Think of an economy as wildlife. In nature, if there are few species the chance of survival are slim. If the numbers of species are many and varied then the chances of survival are much better. Now think about habitat and food supply in nature.
When the habitat is large and varied and the food supply is abundant then many various species of flora and fauna will thrive and grow and flourish. If, for some reason, the habitat decreases then the various species of plant and animals will decrease until a balance is once again achieved. If the food supply decreases the animal life will also decrease until, again, a balance is achieved. This process we all learned about in Elementary School is called Survival of the Fittest.
Economies work exactly the same way. As long as there is a large and varied mix of manufacturers, growers, suppliers, transporters, diggers, eaters, etc, etc, etc., things will go along as they should. As people increase in numbers and prosperity, businesses will grow and thrive right with the consumers.
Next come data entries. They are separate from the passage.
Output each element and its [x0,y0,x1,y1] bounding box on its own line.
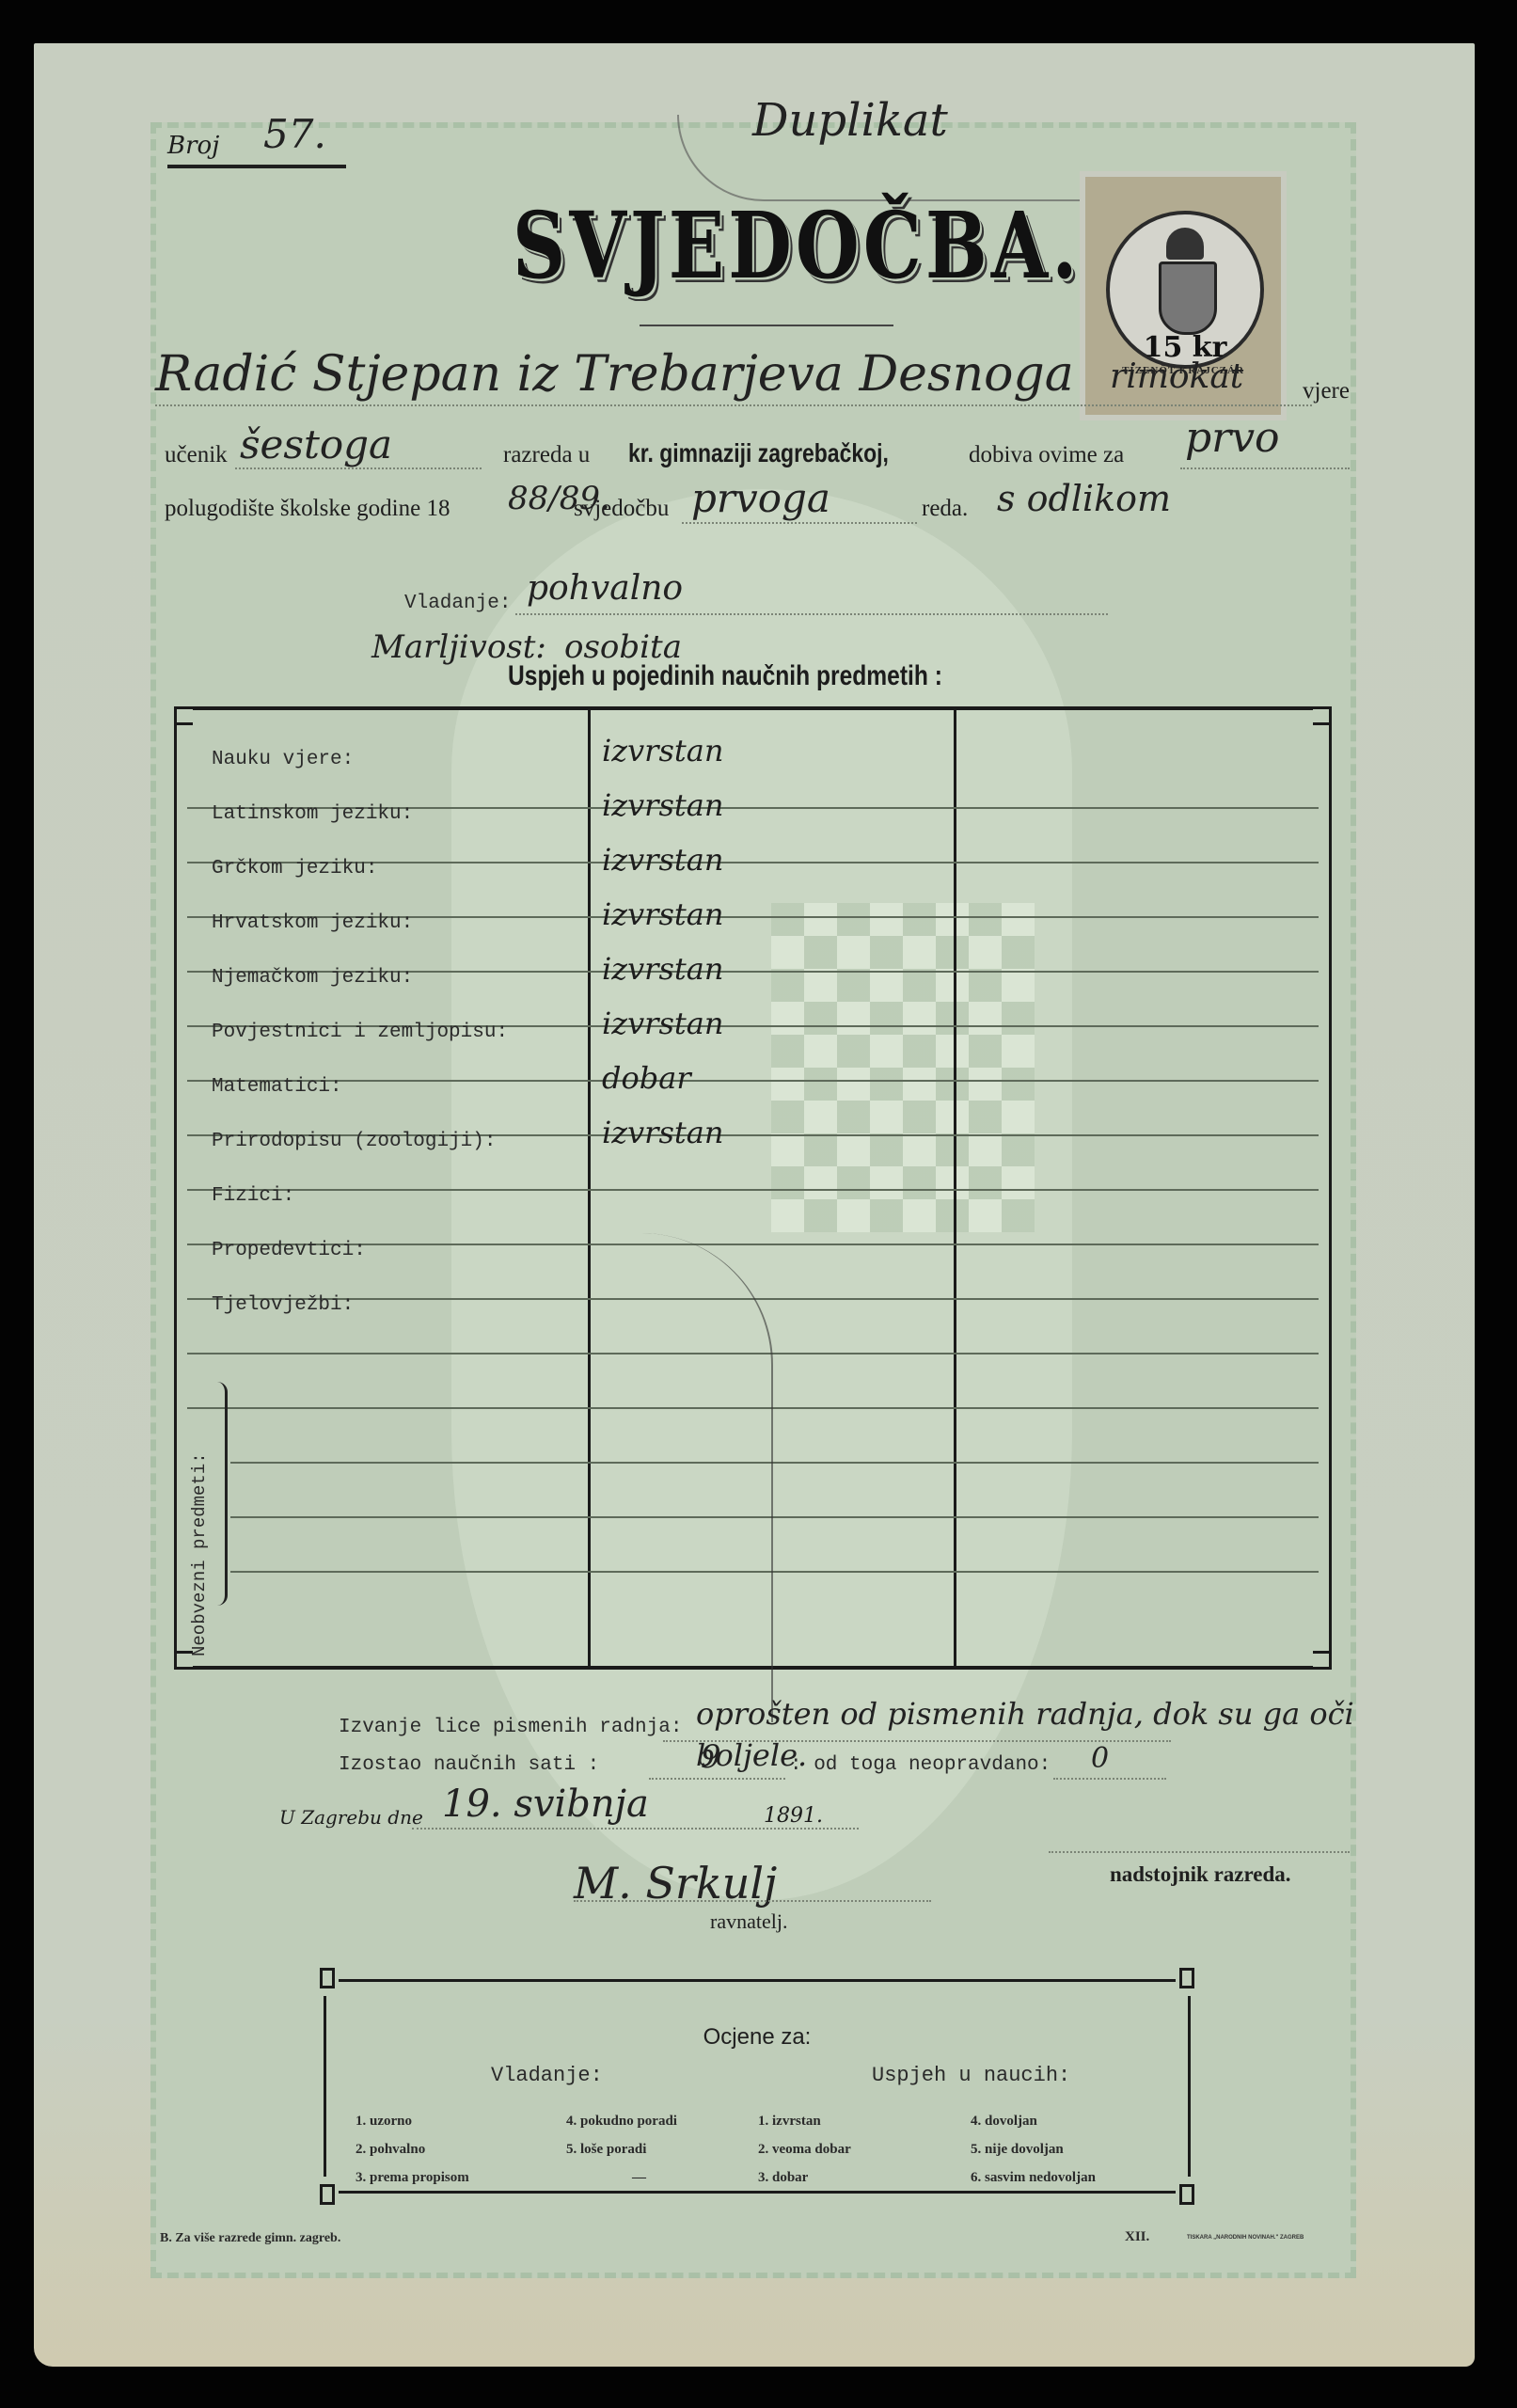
legend-border-left [324,1996,326,2177]
subject-grade: izvrstan [602,787,723,823]
subject-grade: izvrstan [602,951,723,987]
subject-grade: izvrstan [602,733,723,768]
date-value: 19. svibnja [442,1782,649,1826]
semester-dotted-line [1180,467,1350,469]
duplicate-note-stroke [677,115,1121,201]
legend-success-heading: Uspjeh u naucih: [872,2064,1070,2087]
legend-item: 4. dovoljan [971,2107,1096,2135]
legend-corner [1179,2184,1194,2205]
subject-label: Matematici: [212,1076,342,1098]
shield-icon [1159,261,1217,335]
column-separator [954,706,956,1670]
unexcused-value: 0 [1091,1742,1109,1775]
subject-label: Tjelovježbi: [212,1294,354,1316]
conduct-label: Vladanje: [404,593,511,614]
school-year-prefix: polugodište školske godine 18 [165,496,450,522]
form-footer-left: B. Za više razrede gimn. zagreb. [160,2231,340,2246]
subject-label: Grčkom jeziku: [212,858,377,879]
legend-corner [320,2184,335,2205]
row-line [187,1080,1319,1082]
absence-dotted-line [649,1778,785,1780]
year-value: 1891. [764,1804,823,1828]
distinction-value: s odlikom [997,478,1171,519]
conduct-dotted-line [515,613,1108,615]
subject-label: Prirodopisu (zoologiji): [212,1131,496,1152]
cancellation-stroke [640,1233,773,1722]
religion-suffix: vjere [1303,378,1350,404]
legend-item: 5. nije dovoljan [971,2135,1096,2163]
subject-label: Njemačkom jeziku: [212,967,413,989]
subject-label: Povjestnici i zemljopisu: [212,1022,508,1043]
legend-item: 1. uzorno [356,2107,469,2135]
subject-grade: dobar [602,1060,691,1096]
legend-border-top [339,1979,1176,1982]
certificate-class-value: prvoga [691,475,830,521]
legend-item: 3. dobar [758,2163,851,2192]
form-footer-roman: XII. [1125,2229,1149,2245]
semester-value: prvo [1185,414,1280,462]
table-border-right [1329,725,1332,1651]
subject-grade: izvrstan [602,1115,723,1150]
director-signature-line [574,1900,931,1902]
certificate-label: svjedočbu [574,496,669,522]
grade-level-value: šestoga [240,421,392,467]
subject-label: Latinskom jeziku: [212,803,413,825]
subject-label: Propedevtici: [212,1240,366,1261]
legend-item: 3. prema propisom [356,2163,469,2192]
legend-corner [1179,1968,1194,1988]
absence-label: Izostao naučnih sati : [339,1754,599,1776]
student-name: Radić Stjepan iz Trebarjeva Desnoga [155,346,1074,403]
legend-success-col2: 4. dovoljan 5. nije dovoljan 6. sasvim n… [971,2107,1096,2192]
director-label: ravnatelj. [710,1909,787,1934]
optional-subjects-brace [217,1382,228,1606]
subject-label: Fizici: [212,1185,294,1207]
legend-item: 6. sasvim nedovoljan [971,2163,1096,2192]
crown-icon [1166,228,1204,260]
unexcused-dotted-line [1053,1778,1166,1780]
table-border-top [193,706,1313,710]
subject-grade: izvrstan [602,896,723,932]
receives-label: dobiva ovime za [969,442,1124,468]
order-suffix: reda. [922,496,968,522]
subject-grade: izvrstan [602,1006,723,1041]
legend-conduct-col1: 1. uzorno 2. pohvalno 3. prema propisom [356,2107,469,2192]
legend-border-right [1188,1996,1191,2177]
subject-label: Nauku vjere: [212,749,354,770]
stamp-medallion: 15 kr [1106,211,1264,369]
name-dotted-line [155,404,1312,406]
table-corner [174,706,193,725]
row-line [187,1189,1319,1191]
unexcused-label: : od toga neopravdano: [790,1754,1051,1776]
subject-grade: izvrstan [602,842,723,878]
legend-success-col1: 1. izvrstan 2. veoma dobar 3. dobar [758,2107,851,2192]
absence-value: 9 [701,1738,721,1776]
pupil-prefix: učenik [165,442,228,468]
row-line [230,1516,1319,1518]
school-name: kr. gimnaziji zagrebačkoj, [628,438,889,468]
grades-table: Nauku vjere: izvrstan Latinskom jeziku: … [174,706,1332,1670]
legend-item: 5. loše poradi [566,2135,677,2163]
column-separator [588,706,591,1670]
table-border-left [174,725,177,1651]
legend-item: 1. izvrstan [758,2107,851,2135]
row-line [230,1462,1319,1464]
number-underline [167,165,346,168]
table-corner [1313,1651,1332,1670]
class-in-label: razreda u [503,442,590,468]
subjects-heading-wrap: Uspjeh u pojedinih naučnih predmetih : [508,660,1037,692]
legend-conduct-heading: Vladanje: [491,2064,603,2087]
grading-legend-box: Ocjene za: Vladanje: Uspjeh u naucih: 1.… [320,1968,1194,2205]
class-dotted-line [682,522,917,524]
number-label: Broj [167,132,219,160]
legend-item: 2. pohvalno [356,2135,469,2163]
number-value: 57. [263,111,326,157]
class-teacher-signature-line [1049,1851,1350,1853]
legend-corner [320,1968,335,1988]
religion-value: rimokat [1110,357,1243,396]
class-teacher-label: nadstojnik razreda. [1110,1862,1291,1887]
printer-imprint: TISKARA „NARODNIH NOVINAH." ZAGREB [1187,2235,1304,2241]
document-title: SVJEDOČBA. [513,193,1081,300]
school-name-wrap: kr. gimnaziji zagrebačkoj, [628,438,946,468]
row-line [230,1571,1319,1573]
written-work-label: Izvanje lice pismenih radnja: [339,1717,682,1738]
subjects-heading: Uspjeh u pojedinih naučnih predmetih : [508,660,942,692]
legend-item: 4. pokudno poradi [566,2107,677,2135]
title-flourish [640,325,893,330]
date-dotted-line [412,1828,859,1830]
legend-item: — [566,2163,677,2192]
legend-conduct-col2: 4. pokudno poradi 5. loše poradi — [566,2107,677,2192]
conduct-value: pohvalno [527,569,683,608]
optional-subjects-label: Neobvezni predmeti: [189,1452,210,1656]
legend-item: 2. veoma dobar [758,2135,851,2163]
place-date-prefix: U Zagrebu dne [279,1806,423,1829]
grade-dotted-line [235,467,482,469]
subject-label: Hrvatskom jeziku: [212,912,413,934]
legend-title: Ocjene za: [320,2024,1194,2051]
table-corner [1313,706,1332,725]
When the consumer thrives and earns more money they feel happy and confident the future will be good. Consequently, the consumer spends more money to acquire more goods and comforts. The more comforts they acquire, the better they feel and so on and so on. If one or two participants in each segment of the economy succumb to bad fortune the rest of the economy can absorb and adjust and the economy will continue to roll along as it should. Unfortunately, at this time in our history, our economy consists of a few extremely large corporations with few, if any, competitors. If one overly large company fails, the rest of the economy is not capable of absorbing and adjusting to the economic disaster. Those souls can't be absorbed so they go backward in their earnings. Because they are earning less they feel more and more vulnerable. The more vulnerable they feel the less they spend. As they slow their spending surrounding people start feeling less and less secure so they start moving into a defensive posture. They start saving rather that spending. They stop buying non-necessities and so on and so on. Bingo, recession and/or, if the cycle goes on long enough, depression.
There is a very old joke I know everyone has heard; which came first, the chicken or the egg. While it's not a funny joke it is a GREAT question. I will rephrase the question; which came first, the consumer or the producer?
An economy does not start with a producer, a manufacturer, a transporter, a grocer, a barber or a dentist. An economy starts with consumers; people with needs. At first those people do for themselves. They grow their own food. They make their own clothing. They hunt their own meat.